Just weeks after health types in the Australian state of Victoria (that’s where Melbourne is) declared a three-year-old had died and four other children sickened from consuming raw milk, natural types are planning a drink-in Saturday to get even more unpasteurized milk on store shelves.
Three of the four children – all under five — developed hemolytic uremic syndrome, usually associated with shiga-toxin producing E. coli, such as E. coli O157, and the other developed cryptosporidiosis.
How many others developed milder forms of illness is unknown.
In response to the outbreak in early Dec., Victoria Consumer Affairs Minister Jane Garrett ordered a gag-inducing chemical to be poured into all raw milk sold in stores from Sunday, ensuring no one is able to drink it (raw milk is legally sold as bath milk, side-by-side with pasteurized milk; that would be an expensive bath).
The move has apparently infuriated food activists, who are now planning a protest on Saturday to demand that the unpasteurized product be made available for drinking.
“The government’s approach so far has been a very knee-jerk reaction,” said organic food store owner Rebecca Freer, who is planning the “drink-in” outside the minister’s Brunswick East office.
The Australian Raw Milk Movement is encouraging people to “BYO cup” and drink raw milk outside Garrett’s office.
Supporters of drinking unprocessed milk like Ms Freer dispute the product’s link with the child’s death and instead stress the supposed health benefits from consuming a natural product.
“It’s our consumer right to define what we eat and drink,” she said. “Australia is really backwards on this issue.”
After being contacted by Guardian Australia, Freer posted to the Australian Raw Milk Movement’s Facebook wall that she had been contacted by journalists and that “the fight is on.”
“I think it is fair to say we are in the midst of a violent resistance,” she wrote.
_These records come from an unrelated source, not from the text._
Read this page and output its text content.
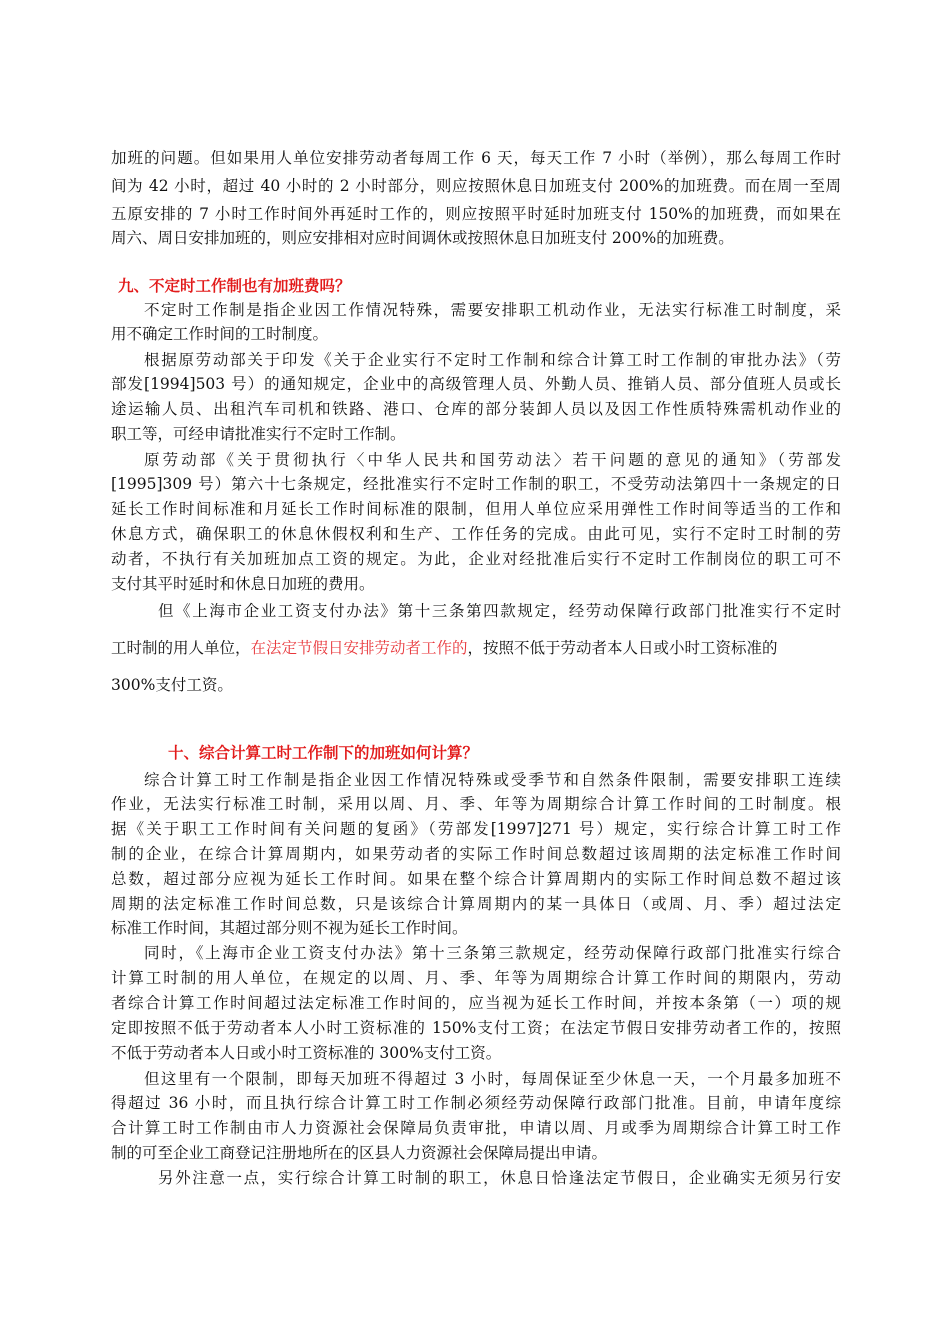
加班的问题。但如果用人单位安排劳动者每周工作 6 天，每天工作 7 小时（举例），那么每周工作时
间为 42 小时，超过 40 小时的 2 小时部分，则应按照休息日加班支付 200%的加班费。而在周一至周
五原安排的 7 小时工作时间外再延时工作的，则应按照平时延时加班支付 150%的加班费，而如果在
周六、周日安排加班的，则应安排相对应时间调休或按照休息日加班支付 200%的加班费。
九、不定时工作制也有加班费吗？
不定时工作制是指企业因工作情况特殊，需要安排职工机动作业，无法实行标准工时制度，采
用不确定工作时间的工时制度。
根据原劳动部关于印发《关于企业实行不定时工作制和综合计算工时工作制的审批办法》（劳
部发[1994]503 号）的通知规定，企业中的高级管理人员、外勤人员、推销人员、部分值班人员或长
途运输人员、出租汽车司机和铁路、港口、仓库的部分装卸人员以及因工作性质特殊需机动作业的
职工等，可经申请批准实行不定时工作制。
原劳动部《关于贯彻执行〈中华人民共和国劳动法〉若干问题的意见的通知》（劳部发
[1995]309 号）第六十七条规定，经批准实行不定时工作制的职工，不受劳动法第四十一条规定的日
延长工作时间标准和月延长工作时间标准的限制，但用人单位应采用弹性工作时间等适当的工作和
休息方式，确保职工的休息休假权利和生产、工作任务的完成。由此可见，实行不定时工时制的劳
动者，不执行有关加班加点工资的规定。为此，企业对经批准后实行不定时工作制岗位的职工可不
支付其平时延时和休息日加班的费用。
但《上海市企业工资支付办法》第十三条第四款规定，经劳动保障行政部门批准实行不定时
工时制的用人单位，在法定节假日安排劳动者工作的，按照不低于劳动者本人日或小时工资标准的
300%支付工资。
十、综合计算工时工作制下的加班如何计算？
综合计算工时工作制是指企业因工作情况特殊或受季节和自然条件限制，需要安排职工连续
作业，无法实行标准工时制，采用以周、月、季、年等为周期综合计算工作时间的工时制度。根
据《关于职工工作时间有关问题的复函》（劳部发[1997]271 号）规定，实行综合计算工时工作
制的企业，在综合计算周期内，如果劳动者的实际工作时间总数超过该周期的法定标准工作时间
总数，超过部分应视为延长工作时间。如果在整个综合计算周期内的实际工作时间总数不超过该
周期的法定标准工作时间总数，只是该综合计算周期内的某一具体日（或周、月、季）超过法定
标准工作时间，其超过部分则不视为延长工作时间。
同时，《上海市企业工资支付办法》第十三条第三款规定，经劳动保障行政部门批准实行综合
计算工时制的用人单位，在规定的以周、月、季、年等为周期综合计算工作时间的期限内，劳动
者综合计算工作时间超过法定标准工作时间的，应当视为延长工作时间，并按本条第（一）项的规
定即按照不低于劳动者本人小时工资标准的 150%支付工资；在法定节假日安排劳动者工作的，按照
不低于劳动者本人日或小时工资标准的 300%支付工资。
但这里有一个限制，即每天加班不得超过 3 小时，每周保证至少休息一天，一个月最多加班不
得超过 36 小时，而且执行综合计算工时工作制必须经劳动保障行政部门批准。目前，申请年度综
合计算工时工作制由市人力资源社会保障局负责审批，申请以周、月或季为周期综合计算工时工作
制的可至企业工商登记注册地所在的区县人力资源社会保障局提出申请。
另外注意一点，实行综合计算工时制的职工，休息日恰逢法定节假日，企业确实无须另行安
Nutritionist Arabella Forge, who will speak at Saturday’s protest, said current food safety laws could be amended to get raw milk on store shelves without compromising food safety.
“What we’re really asking for is a system of regulation that supports safe, raw milk,” she said. “People should have access to this product.”
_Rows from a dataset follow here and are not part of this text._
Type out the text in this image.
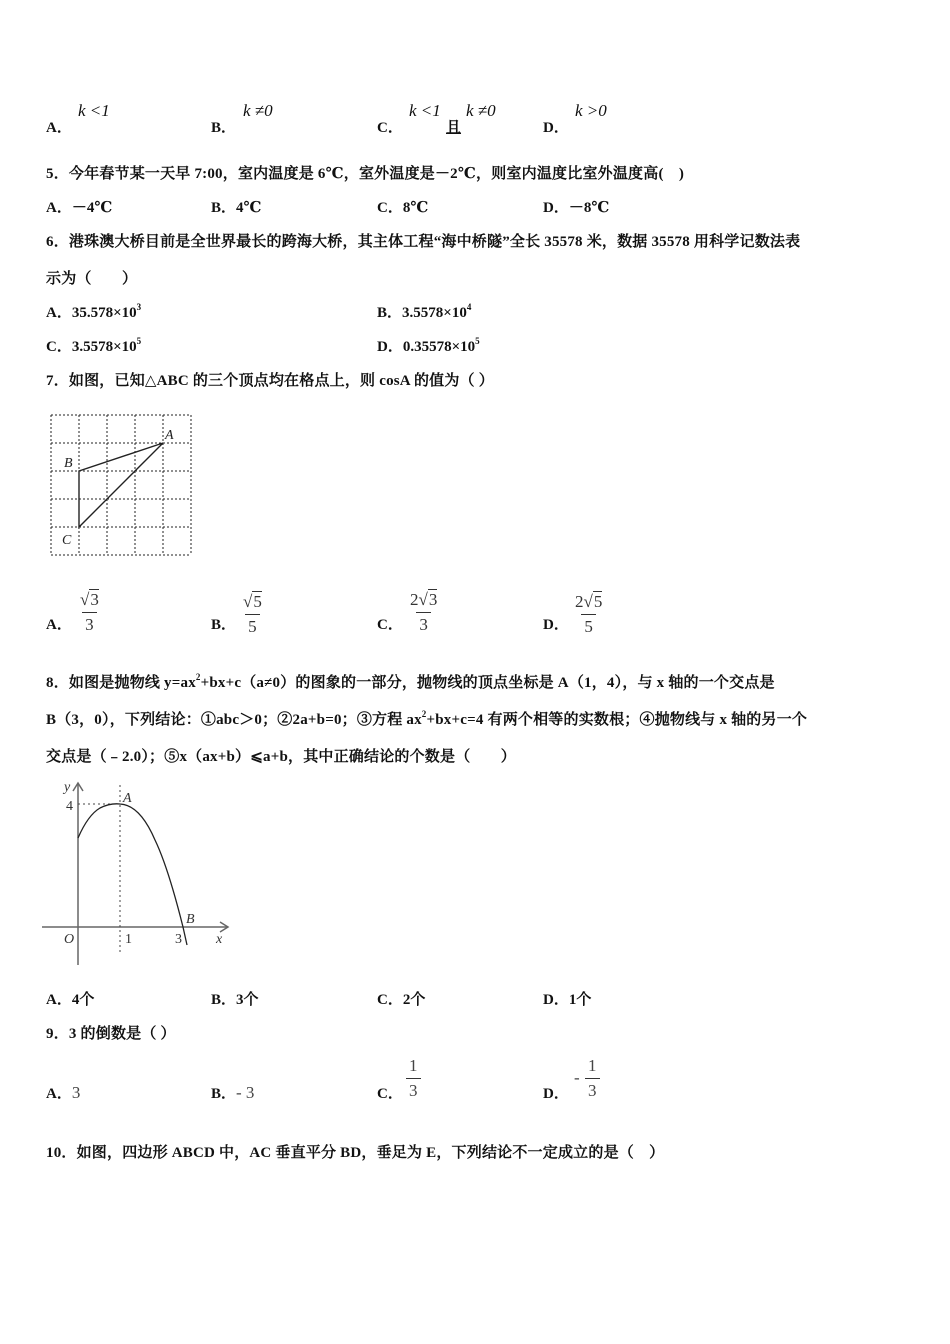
A．
k <1
B．
k ≠0
C．
k <1
且
k ≠0
D．
k >0
5．今年春节某一天早 7:00，室内温度是 6℃，室外温度是－2℃，则室内温度比室外温度高(　)
A．－4℃	B．4℃	C．8℃	D．－8℃
6．港珠澳大桥目前是全世界最长的跨海大桥，其主体工程“海中桥隧”全长 35578 米，数据 35578 用科学记数法表
示为（　　）
A．$35.578\times 10^3$	B．$3.5578\times 10^4$
C．$3.5578\times 10^5$	D．$0.35578\times 10^5$
7．如图，已知△ABC 的三个顶点均在格点上，则 cosA 的值为（ ）
A
B
C
A． $\frac{√3}{3}$	B． $\frac{√5}{5}$	C． $\frac{2√3}{3}$	D． $\frac{2√5}{5}$
8．如图是抛物线 $y=ax^2+bx+c(a\ne 0)$的图象的一部分，抛物线的顶点坐标是 A（1，4），与 x 轴的一个交点是
B（3，0），下列结论：①abc＞0；②2a+b=0；③方程 $ax^2+bx+c=4$ 有两个相等的实数根；④抛物线与 x 轴的另一个
交点是（﹣2.0）；⑤x（ax+b）⩽a+b，其中正确结论的个数是（　　）
y
4
A
B
O	1	3 x
A．4个	B．3个	C．2个	D．1个
9．3 的倒数是（ ）
A．3	B．- 3	C． $\frac{1}{3}$	D．
- $\frac{1}{3}$
10．如图，四边形 ABCD 中，AC 垂直平分 BD，垂足为 E，下列结论不一定成立的是（　）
CSIRO research microbiologists Narelle Fegan and Edward Fox, who have studied raw milk safety on Victorian farms, have both warned against drinking raw milk, even from farms with the highest of standards.
“When the milk comes out of the animal it should be sterile, but then it’s immediately contaminated by its environment,” Dr Fegan said. “When things go wrong they can go wrong pretty badly with people getting seriously ill.”
Dr Fox said there was no evidence that raw milk was more nutritious – a common claim made by raw milk supporters.
“Pasteurised milk is as nutritional as raw milk and it has, due to the pasteurisation process, a lower associated risk,” he said.
Ms Garrett defended her decision to add a bittering agent to raw milk on Thursday, saying it’s meant to prevent illness and death.
“The actions we have taken are designed to stop people from putting themselves and their children at risk,” she said.
Meanwhile, in Adelaide, South Australia, a court heard a temperature rise in samples taken from a farm owned by a couple being prosecuted for selling unpasteurised milk to when it was tested would have caused a “marginal” rise in bacteria readings.
Moo View Dairy owners Mark and Helen Tyler, who on Wednesday brought a cow to the front of the court building, are contesting charges of breaching the food act by selling the raw milk commercially.
The couple have been operating a “House Cow Share Scheme” where people can buy shares in one of their cows which entitles them to a percentage of the milk produced by the herd.
The raw milk was also found to have higher than the legally acceptable amount of bacteria — leading to one of the two counts of selling food in contravention of the food standards code against them in April and May, 2013.
In cross examination on Thursday, SA Dairy Authority general manager John Crosby said that rise would only have had a “marginal affect” on the milk’s bacteria count.
Mr Tyler and shareholder Rachel Tyson, who on Wednesday came to court dressed in a cow suit in a sign of support for the couple, are expected to give evidence on Friday.